Tuesday, February 04, 2014

Mischa's peanut sesame noodles

On Saturday, I went to Miriam and Rijard's housewarming party in Brooklyn. I actually thought it started at 6 pm, so I showed up at 7 pm (New York time, dontcha know) and of course, I was way early since the party actually started at 8. But that was probably a good thing because I got to chat more at length with the hosts, including their flatmate Anna.

As a housewarming gift, I gave them Sarah, one of my violins, and a new set of strings because Storm helped me cannibalize the G string for Midori last year. I'm trying to pare down some of my possessions in the event of an upcoming move; plus, I thought Rijard and Miriam would appreciate it the most, and I was right. Rijard used to play violin, so he was super-excited to have the opportunity to do so again.

As the night progressed, I ran into many of the old Papacookie crowd, including someone named Jill who has wanted my recipe for my peanut noodles for a long time, so for her, I'm posting it here. It's based on a recipe my father (who was the best cook in the house) used to make. He never actually showed me how it was made so I came up with this version through trial and error to make it as close as possible to how I remember it.

Mischa's Peanut Sesame Noodles

8 oz jar of peanut satay sauce
1/3 cup of creamy peanut butter
¼ cup soy sauce
¼ cup black rice vinegar (or Chinkiang vinegar)
2 tablespoons sambal oelek (southeast Asian chili sauce)
2 bunches of green onions, sliced diagonally
1 large red bell pepper, julienned
1 tablespoon minced garlic

12 oz can of sliced water chestnuts, chopped (optional)
1 jar of chili bamboo shoots
1 package of round white Chinese noodles (I use Kikkokan's U-Dong noodles)

Sesame oil to finish

Start boiling water for the noodles. Put the peanut butter, vinegar, soy sauce, garlic and sambal in a metal mixing bowl. Using a pot holder, hold it in simmering water to heat the bowl and melt the peanut butter and mix it into a thick dressing.

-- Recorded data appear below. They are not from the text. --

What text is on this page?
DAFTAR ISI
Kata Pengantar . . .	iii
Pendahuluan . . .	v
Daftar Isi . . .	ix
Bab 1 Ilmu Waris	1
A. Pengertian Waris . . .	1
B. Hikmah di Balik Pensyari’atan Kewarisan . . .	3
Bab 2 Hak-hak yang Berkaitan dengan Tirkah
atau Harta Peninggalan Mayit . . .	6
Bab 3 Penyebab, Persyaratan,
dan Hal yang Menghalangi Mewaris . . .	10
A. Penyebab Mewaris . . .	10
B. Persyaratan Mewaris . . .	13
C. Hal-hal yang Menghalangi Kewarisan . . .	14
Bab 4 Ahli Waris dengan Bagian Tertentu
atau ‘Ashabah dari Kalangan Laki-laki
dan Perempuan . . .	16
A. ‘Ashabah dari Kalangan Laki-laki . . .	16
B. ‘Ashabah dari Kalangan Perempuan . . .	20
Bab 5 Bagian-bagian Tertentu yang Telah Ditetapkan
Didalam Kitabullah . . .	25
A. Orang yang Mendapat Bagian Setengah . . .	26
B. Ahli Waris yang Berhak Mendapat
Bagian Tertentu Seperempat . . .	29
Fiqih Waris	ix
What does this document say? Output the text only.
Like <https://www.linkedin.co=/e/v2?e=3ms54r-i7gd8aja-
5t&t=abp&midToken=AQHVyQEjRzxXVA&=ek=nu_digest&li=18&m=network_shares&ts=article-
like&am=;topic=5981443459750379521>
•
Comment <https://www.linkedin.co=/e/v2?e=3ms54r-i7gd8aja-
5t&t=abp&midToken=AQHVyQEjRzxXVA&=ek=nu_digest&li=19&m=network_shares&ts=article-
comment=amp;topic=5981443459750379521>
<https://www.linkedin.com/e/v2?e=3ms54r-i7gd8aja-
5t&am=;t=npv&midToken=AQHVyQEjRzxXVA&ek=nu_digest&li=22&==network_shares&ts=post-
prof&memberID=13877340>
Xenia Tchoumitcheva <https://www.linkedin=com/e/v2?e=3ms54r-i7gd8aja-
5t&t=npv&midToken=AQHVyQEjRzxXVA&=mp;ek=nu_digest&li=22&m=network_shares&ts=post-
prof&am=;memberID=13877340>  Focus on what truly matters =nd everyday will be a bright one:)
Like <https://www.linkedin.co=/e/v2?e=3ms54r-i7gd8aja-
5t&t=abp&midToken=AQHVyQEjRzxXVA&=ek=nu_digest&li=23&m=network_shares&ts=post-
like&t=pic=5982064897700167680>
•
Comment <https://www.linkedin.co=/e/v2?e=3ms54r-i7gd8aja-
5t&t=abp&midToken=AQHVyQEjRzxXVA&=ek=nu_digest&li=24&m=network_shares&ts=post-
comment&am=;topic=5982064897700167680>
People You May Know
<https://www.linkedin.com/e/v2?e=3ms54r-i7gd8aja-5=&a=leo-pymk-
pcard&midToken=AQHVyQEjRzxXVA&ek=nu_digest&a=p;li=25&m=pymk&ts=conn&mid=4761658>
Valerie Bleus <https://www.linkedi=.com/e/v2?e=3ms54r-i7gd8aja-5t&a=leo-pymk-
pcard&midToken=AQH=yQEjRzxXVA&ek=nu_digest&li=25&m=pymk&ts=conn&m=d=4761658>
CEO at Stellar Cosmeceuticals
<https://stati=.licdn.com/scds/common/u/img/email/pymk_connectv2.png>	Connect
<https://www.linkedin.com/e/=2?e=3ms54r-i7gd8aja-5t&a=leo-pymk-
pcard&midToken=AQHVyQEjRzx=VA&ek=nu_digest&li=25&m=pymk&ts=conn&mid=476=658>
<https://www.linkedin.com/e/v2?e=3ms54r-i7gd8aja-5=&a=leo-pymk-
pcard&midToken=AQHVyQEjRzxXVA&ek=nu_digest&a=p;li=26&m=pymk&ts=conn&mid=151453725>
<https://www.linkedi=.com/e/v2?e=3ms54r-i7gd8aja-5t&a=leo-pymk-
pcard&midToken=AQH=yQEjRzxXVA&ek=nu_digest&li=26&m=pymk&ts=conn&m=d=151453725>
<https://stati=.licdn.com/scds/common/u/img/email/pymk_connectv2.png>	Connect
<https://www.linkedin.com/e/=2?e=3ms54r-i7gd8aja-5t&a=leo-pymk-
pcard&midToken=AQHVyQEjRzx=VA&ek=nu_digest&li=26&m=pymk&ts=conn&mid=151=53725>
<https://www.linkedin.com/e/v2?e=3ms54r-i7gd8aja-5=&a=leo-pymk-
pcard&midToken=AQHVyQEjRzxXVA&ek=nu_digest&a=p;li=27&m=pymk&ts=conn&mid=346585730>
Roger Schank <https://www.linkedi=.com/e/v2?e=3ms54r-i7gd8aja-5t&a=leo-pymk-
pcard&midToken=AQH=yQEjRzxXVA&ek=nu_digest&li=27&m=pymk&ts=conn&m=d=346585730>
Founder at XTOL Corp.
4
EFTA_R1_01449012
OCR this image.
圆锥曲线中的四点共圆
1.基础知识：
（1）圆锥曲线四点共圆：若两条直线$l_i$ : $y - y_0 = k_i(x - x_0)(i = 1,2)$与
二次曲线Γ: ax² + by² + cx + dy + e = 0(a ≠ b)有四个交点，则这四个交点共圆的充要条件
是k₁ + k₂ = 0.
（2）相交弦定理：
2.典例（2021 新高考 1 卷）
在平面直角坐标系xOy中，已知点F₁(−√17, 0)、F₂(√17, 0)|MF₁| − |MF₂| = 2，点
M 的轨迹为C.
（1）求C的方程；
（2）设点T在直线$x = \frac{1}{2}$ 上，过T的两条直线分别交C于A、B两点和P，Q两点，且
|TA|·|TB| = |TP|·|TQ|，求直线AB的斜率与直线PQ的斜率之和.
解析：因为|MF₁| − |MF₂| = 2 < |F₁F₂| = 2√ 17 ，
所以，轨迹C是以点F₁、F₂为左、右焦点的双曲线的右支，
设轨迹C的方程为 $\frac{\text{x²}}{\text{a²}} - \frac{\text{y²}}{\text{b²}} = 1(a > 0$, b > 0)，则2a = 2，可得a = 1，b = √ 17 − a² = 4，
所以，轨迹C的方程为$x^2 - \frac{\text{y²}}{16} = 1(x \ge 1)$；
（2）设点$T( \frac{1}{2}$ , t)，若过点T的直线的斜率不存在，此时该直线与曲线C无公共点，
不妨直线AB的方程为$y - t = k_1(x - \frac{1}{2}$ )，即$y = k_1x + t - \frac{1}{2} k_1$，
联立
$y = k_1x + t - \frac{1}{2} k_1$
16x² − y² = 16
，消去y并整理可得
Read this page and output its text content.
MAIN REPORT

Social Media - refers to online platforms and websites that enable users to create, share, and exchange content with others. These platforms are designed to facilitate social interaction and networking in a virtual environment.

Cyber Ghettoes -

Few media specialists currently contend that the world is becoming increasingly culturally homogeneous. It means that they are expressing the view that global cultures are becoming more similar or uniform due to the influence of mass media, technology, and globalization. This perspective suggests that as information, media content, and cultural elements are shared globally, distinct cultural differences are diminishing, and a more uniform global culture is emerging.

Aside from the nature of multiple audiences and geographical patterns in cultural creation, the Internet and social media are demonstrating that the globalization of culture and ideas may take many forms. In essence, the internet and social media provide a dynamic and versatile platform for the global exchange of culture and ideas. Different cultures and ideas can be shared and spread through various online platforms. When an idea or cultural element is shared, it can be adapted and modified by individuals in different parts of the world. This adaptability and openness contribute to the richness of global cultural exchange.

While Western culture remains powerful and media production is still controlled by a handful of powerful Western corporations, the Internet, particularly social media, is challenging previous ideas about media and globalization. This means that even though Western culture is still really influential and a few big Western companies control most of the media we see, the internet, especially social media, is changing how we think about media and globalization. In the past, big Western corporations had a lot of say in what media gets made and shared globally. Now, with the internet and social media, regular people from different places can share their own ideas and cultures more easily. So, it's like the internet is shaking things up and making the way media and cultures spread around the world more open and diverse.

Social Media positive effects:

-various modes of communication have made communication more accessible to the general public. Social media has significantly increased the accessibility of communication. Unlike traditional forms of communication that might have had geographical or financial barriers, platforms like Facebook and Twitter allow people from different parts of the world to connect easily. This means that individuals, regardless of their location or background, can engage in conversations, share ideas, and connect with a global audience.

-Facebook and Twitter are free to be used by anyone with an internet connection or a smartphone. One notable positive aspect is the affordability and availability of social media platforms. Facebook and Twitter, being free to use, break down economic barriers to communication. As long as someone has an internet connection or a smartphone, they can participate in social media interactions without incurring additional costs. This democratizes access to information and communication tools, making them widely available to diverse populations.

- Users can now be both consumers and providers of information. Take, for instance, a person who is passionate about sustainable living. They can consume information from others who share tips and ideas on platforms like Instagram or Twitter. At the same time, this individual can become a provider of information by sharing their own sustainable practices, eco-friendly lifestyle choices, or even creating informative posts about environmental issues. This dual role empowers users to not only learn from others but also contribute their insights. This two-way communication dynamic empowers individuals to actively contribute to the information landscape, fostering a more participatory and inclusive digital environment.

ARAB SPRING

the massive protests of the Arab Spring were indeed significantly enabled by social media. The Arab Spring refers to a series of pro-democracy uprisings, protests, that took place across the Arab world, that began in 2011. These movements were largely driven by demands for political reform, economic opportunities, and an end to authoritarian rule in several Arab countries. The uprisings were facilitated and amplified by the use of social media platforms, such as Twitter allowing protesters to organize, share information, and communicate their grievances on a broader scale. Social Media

Pour half the dressing over the raw vegetables (all except the bamboo shoots) and toss in a large bowl while noodles cook to a firm texture (5 minutes). 


Drain noodles and mix with sauces and vegetables while still hot (to soften the vegetables), adding the remainder of the dressing and the bamboo shoots on top. The bamboo shoots already have oil, but you can add additional sesame oil at the end to taste. Serve room temperature or also tastes good as stir fried leftovers.


I also ran into Emily again and showed her the blog post of our first meeting on my Blackberry since she hadn't seen it ("Wedding preparations" - Jan. 18, 2014), plus met Chelsea's friend Lizzie for the first time (she lives in DC). I had a check-in with Kacey and Becker about the apartment hunting progress and we ended up leaving the party together relatively early since Puck was waiting for me at home and they've been on the go for the last couple days before the weekend.

Puck and I got bagels for breakfast on Sunday, and then in the evening K&B joined us to watch episodes from the new season of BBC Sherlock. Since we went rather late, I was pleasantly surprised that my office closed on Monday because of the snow, so I got to sleep in and work from home while watching the snow fall. It's a nice thought that future snow days might someday be spent in a place where I'm not alone. I haven't had a snow day at home with people I care about since 2010.